En lisant Il faut tenter de vivre, je me suis surpris à penser à Modiano. On parle parfois, pour tel ou tel roman, et pas toujours à bon escient (paresse critique), d’une ambiance «modianesque». Or ce n’est pas vraiment de cela qu’il s’agit ici mais plutôt de phrases qui, me semble-t-il, auraient pu avoir été écrites par l’auteur de Dora Bruder, d’émotions ou de pensées qui pourraient être celles de ses héros. Déjà la triple temporalité du livre: le narrateur (Eric Faye lui-même comme il le signale en exergue, sans que pour autant jamais son livre ne prenne des airs d’autofiction) se souvient d’une époque ancienne (le milieu des années 90) où il a connu une jeune femme, Sandrine Broussard, qui lui a raconté son propre passé. Soit la décennie précédente au cours de laquelle, avec son frère, elle a escroqué par petites annonces des hommes en quête d’une compagne qui lui envoyaient de l’argent afin qu’elle les rejoigne à l’autre bout de la France. Si elle s’est enrichie, menant la grande vie dans des restaurants de luxe, la police a fini par repérer ses combines. D’où sa fuite à Bruxelles.


Ajoutons à cela les nombreux «noms d’emprunt» utilisés par l’héroïne, personnage forcément insaisissable entretenant des liens flous avec le narrateur qui ne révèle jamais la nature profonde de ses sentiments.
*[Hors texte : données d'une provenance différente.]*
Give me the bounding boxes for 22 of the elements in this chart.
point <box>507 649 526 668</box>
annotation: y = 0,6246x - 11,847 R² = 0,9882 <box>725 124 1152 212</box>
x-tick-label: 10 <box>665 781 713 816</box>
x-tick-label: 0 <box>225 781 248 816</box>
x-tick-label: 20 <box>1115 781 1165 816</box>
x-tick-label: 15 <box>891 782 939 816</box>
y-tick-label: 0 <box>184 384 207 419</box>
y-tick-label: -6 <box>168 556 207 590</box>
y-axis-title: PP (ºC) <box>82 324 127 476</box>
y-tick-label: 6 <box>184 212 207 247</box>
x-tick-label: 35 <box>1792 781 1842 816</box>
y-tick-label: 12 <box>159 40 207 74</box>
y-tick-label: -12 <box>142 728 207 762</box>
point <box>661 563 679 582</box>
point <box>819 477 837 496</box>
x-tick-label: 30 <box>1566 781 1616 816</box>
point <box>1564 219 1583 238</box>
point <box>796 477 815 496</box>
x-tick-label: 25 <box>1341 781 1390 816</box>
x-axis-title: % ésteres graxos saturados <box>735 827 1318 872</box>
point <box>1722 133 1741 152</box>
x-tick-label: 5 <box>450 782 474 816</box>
Finalement, toutes ces références aux allures modianesques sont cohérentes avec une œuvre riche d’univers troubles, de personnages incertains, de sensations diffuses… Une œuvre dont l’un des fils rouges est un goût affirmé pour tout ce qui relève de l’astronomie, les planètes, le système solaire, etc., au sens propre mais aussi imagé. Or ce roman-ci s’ouvre sur cette phrase – «Vingt-trois années ne sont que des gouttelettes de temps, les particules d’un brouillard de siècles dans la vie de l’univers» – et se referme sur celle-ci: «Le jour où j’ai achevé ces lignes, j’ai lu qu’une planète hors du commun venait d’être découverte loin du système solaire. Elle flotte seule dans le vide, sans graviter autour d’une étoile ni appartenir à un collier de planètes.» A l’image du personnage?